Ackman: Herbalife's bad practices continue
Bill Ackman is still convinced Herbalife is a pyramid scheme and says he has new evidence to prove it.
The nutritional supplement company continues to use controversial recruiting methods that it banned in June and its operations in China "likely violates the multi-level marketing restrictions in that market," the founder of hedge fund firm Pershing Square Capital Management said in a letter to investors Monday.
Ackman unveiled his $1 billion short bet against Herbalife in December 2012, calling the business a fraud. The Los Angeles-based company has aggressively fought those allegations and the stock price has increased dramatically in 2013.
That has caused hundreds of millions of dollars in paper losses for Ackman and investors in his hedge fund. But Pershing Square's flagship fund has gained on other bets, including railroads and real estate; it's up more than 10 percent net of fees.

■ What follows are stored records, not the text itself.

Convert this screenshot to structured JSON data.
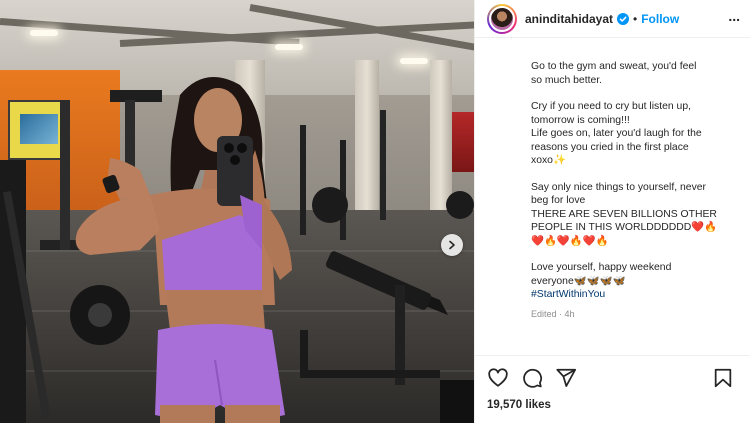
{
  "post": {
    "username": "aninditahidayat",
    "verified": true,
    "separator": "•",
    "follow_label": "Follow",
    "more_label": "...",
    "caption": {
      "paragraphs": [
        [
          "Go to the gym and sweat, you'd feel",
          "so much better."
        ],
        [
          "Cry if you need to cry but listen up,",
          "tomorrow is coming!!!",
          "Life goes on, later you'd laugh for the",
          "reasons you cried in the first place",
          "xoxo✨"
        ],
        [
          "Say only nice things to yourself, never",
          "beg for love",
          "THERE ARE SEVEN BILLIONS OTHER",
          "PEOPLE IN THIS WORLDDDDDD❤️🔥",
          "❤️🔥❤️🔥❤️🔥"
        ],
        [
          "Love yourself, happy weekend",
          "everyone🦋🦋🦋🦋"
        ]
      ],
      "hashtag": "#StartWithinYou"
    },
    "edited_label": "Edited · 4h",
    "likes_label": "19,570 likes"
  },
  "icons": {
    "like": "heart-icon",
    "comment": "comment-icon",
    "share": "share-icon",
    "save": "bookmark-icon",
    "verified": "verified-badge-icon",
    "carousel_next": "chevron-right-icon"
  },
  "colors": {
    "follow": "#0095f6",
    "hashtag": "#00376b",
    "verified": "#0095f6",
    "outfit": "#a66bd6"
  }
}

(Read more: Ackman's mettle tested as Herbalife battle rolls into year two)
Ackman said Herbalife's so-called lead generation recruiting methods—whereby top company distributors sell prospect names to new Herbalife vendors for about $100 each—continue despite the parent company saying the practice had stopped.
The letter said that $12 billion Pershing Square would soon explain more detail on that claim and its belief that Herbalife's China business could be illegal.
Ackman added that recent developments which caused Herbalife stock to rally were misleading.
First, he claimed the rationale behind a Belgian court decision to overturn a ruling that Herbalife was a pyramid scheme isn't consistent with U.S. law. And PricewaterhouseCoopers's completed re-audit of the company's books on Dec. 16 is also inconsequential, he added.
"Herbalife is not an accounting fraud; it is a business opportunity fraud that relies on deception," Ackman wrote, noting that Enron, Worldcom, and Adelphia got clean audits from major firms.
(Read more: Herbalife hits new high on re-audit's findings)
A spokeswoman for Herbalife didn't immediately respond to a request for comment. Pershing Square also wasn't available.
"We continue to believe that our Herbalife short position offers an extremely compelling, and, as now structured, even greater asymmetric payoff than before because of the stock price's substantial rise," Ackman said in the letter.